Perhaps the most energetic tune is "High Plains Drifter," a spirited dance riff that Liebert says was turned up a notch by Ballew's production. It reminds Liebert of the road.
"When I think of that song, I think of when we were biking across the country and we were going from Wyoming into Montana and there was this long stretch of highway that was just completely free for like 150 miles," Liebert says. "It was so straight ... and there was nobody on it and we were just riding so free across the plains."
'Getting your thirst quenched'
Liebert says his favorite song on the album is the first one, "68." He got the idea for it while riding in California.

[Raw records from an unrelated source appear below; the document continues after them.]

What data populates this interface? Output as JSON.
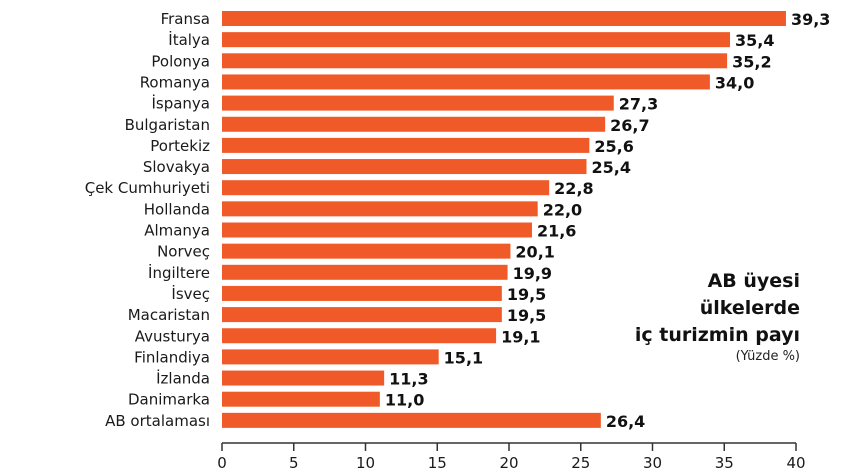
{
  "chart_data": {
    "type": "bar",
    "orientation": "horizontal",
    "title_lines": [
      "AB üyesi",
      "ülkelerde",
      "iç turizmin payı"
    ],
    "subtitle": "(Yüzde %)",
    "categories": [
      "Fransa",
      "İtalya",
      "Polonya",
      "Romanya",
      "İspanya",
      "Bulgaristan",
      "Portekiz",
      "Slovakya",
      "Çek Cumhuriyeti",
      "Hollanda",
      "Almanya",
      "Norveç",
      "İngiltere",
      "İsveç",
      "Macaristan",
      "Avusturya",
      "Finlandiya",
      "İzlanda",
      "Danimarka",
      "AB ortalaması"
    ],
    "values": [
      39.3,
      35.4,
      35.2,
      34.0,
      27.3,
      26.7,
      25.6,
      25.4,
      22.8,
      22.0,
      21.6,
      20.1,
      19.9,
      19.5,
      19.5,
      19.1,
      15.1,
      11.3,
      11.0,
      26.4
    ],
    "value_labels": [
      "39,3",
      "35,4",
      "35,2",
      "34,0",
      "27,3",
      "26,7",
      "25,6",
      "25,4",
      "22,8",
      "22,0",
      "21,6",
      "20,1",
      "19,9",
      "19,5",
      "19,5",
      "19,1",
      "15,1",
      "11,3",
      "11,0",
      "26,4"
    ],
    "xlim": [
      0,
      40
    ],
    "xticks": [
      0,
      5,
      10,
      15,
      20,
      25,
      30,
      35,
      40
    ],
    "bar_color": "#f05a28",
    "grid": false
  }
}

"I was biking up this highway from San Jose to Santa Cruz on a West Coast tour and I had 110 pounds of gear, traveling up this road that was steep as steep can be," he says. "I was completely parched, didn't have any water, dehydrated beyond belief and I went around this corner and saw this half-bottle of Evian water. That's what it's about. It's about getting your thirst quenched and how amazingly good getting your thirst quenched can be."
After a long ride in the music business, it seems Liebert has finally found his half-bottle of Evian. He says he and his current bandmates will tour the country starting in August. They won't be riding bikes. Instead, they'll be traveling like a normal band to cover more ground.
But don't think this modest achievement, a record deal, has changed Liebert. He says he'll bike across the country again.
"I actually kind of miss it," he says.